Ingredients
Equipment
Method
Almond Einkorn Cake
- Set oven rack to middle position. Preheat oven to 350 °F.
- Grease the the cake pans with butter or nonstick cooking spray. Line bottoms of the pans with parchment rounds and grease again.
- In a large bowl, whisk together einkorn, baking powder, and salt. Set aside.
- Using an electric mixer (stand or handheld), cream together the butter and sugar until smooth.
- With mixer running on low, beat in one egg at a time, fully incorporating before adding the next egg.
- Beat in vanilla and almond extracts.
- With mixer still on low, beat in ⅓ of the dry mixture followed by ½ of the milk. Continue alternating until all the dry ingredients and milk are just incorporated. Don't over-mix.
- Divide batter between pans (use a food scale to get the even). Bake until cake is set and a toothpick inserted into the center comes out clean, approximately 40-45 minutes.
- Let cakes cool in the pans for 10 minutes. Run a knife around the edges of the pans to ensure the cake comes out cleanly. Place cakes on wire racks and cool completely before frosting.
Buttercream Frosting
- With an electric mixer (stand or handheld), beat butter until smooth.
- Beat in vanilla and almond extracts.
- Beat in powdered sugar ½ cup at a time, fulling incorporating before adding more. Mixture will get quite thick.

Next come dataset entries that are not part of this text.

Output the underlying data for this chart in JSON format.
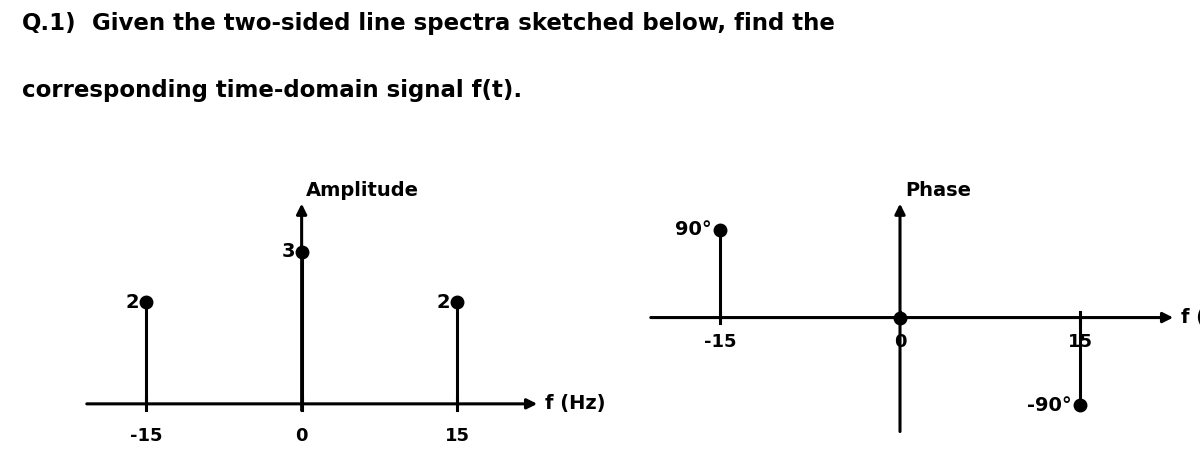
{
  "title_bold": "Q.1)",
  "title_rest_line1": " Given the two-sided line spectra sketched below, find the",
  "title_line2": "corresponding time-domain signal f(t).",
  "title_fontsize": 16.5,
  "bg_color": "#ffffff",
  "amp_ylabel": "Amplitude",
  "amp_xlabel": "f (Hz)",
  "amp_spikes": [
    {
      "f": -15,
      "amp": 2,
      "label": "2"
    },
    {
      "f": 0,
      "amp": 3,
      "label": "3"
    },
    {
      "f": 15,
      "amp": 2,
      "label": "2"
    }
  ],
  "amp_xlim": [
    -21,
    23
  ],
  "amp_ylim": [
    -0.6,
    4.0
  ],
  "amp_xticks": [
    -15,
    0,
    15
  ],
  "phase_ylabel": "Phase",
  "phase_xlabel": "f (Hz)",
  "phase_spikes": [
    {
      "f": -15,
      "phase": 90,
      "label": "90°"
    },
    {
      "f": 15,
      "phase": -90,
      "label": "-90°"
    }
  ],
  "phase_xlim": [
    -21,
    23
  ],
  "phase_ylim": [
    -120,
    120
  ],
  "phase_xticks": [
    -15,
    0,
    15
  ],
  "line_color": "#000000",
  "dot_color": "#000000",
  "dot_size": 9,
  "line_width": 2.2,
  "spike_lw": 2.2
}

- Add in milk a little at a time until desired consistency is reached. You may not need all the milk depending on how thick you want the frosting.
Assembly
- Once cakes are completely cool, slice each in half horizontally using a serrated knife.
- Alternate layers of cake and frosting. Frost outside as desired.
- If using sliced almonds, gently press them into the sides of the frosted cake to adhere. Top with berries if desired.
Notes
Frosting recipe makes enough to create a 4-layer cake with the outside completely frosted. If creating a "naked cake" as shown in the photos, you will have frosting leftover. If you like super thick frosting on your cake, you may want to double the frosting recipe.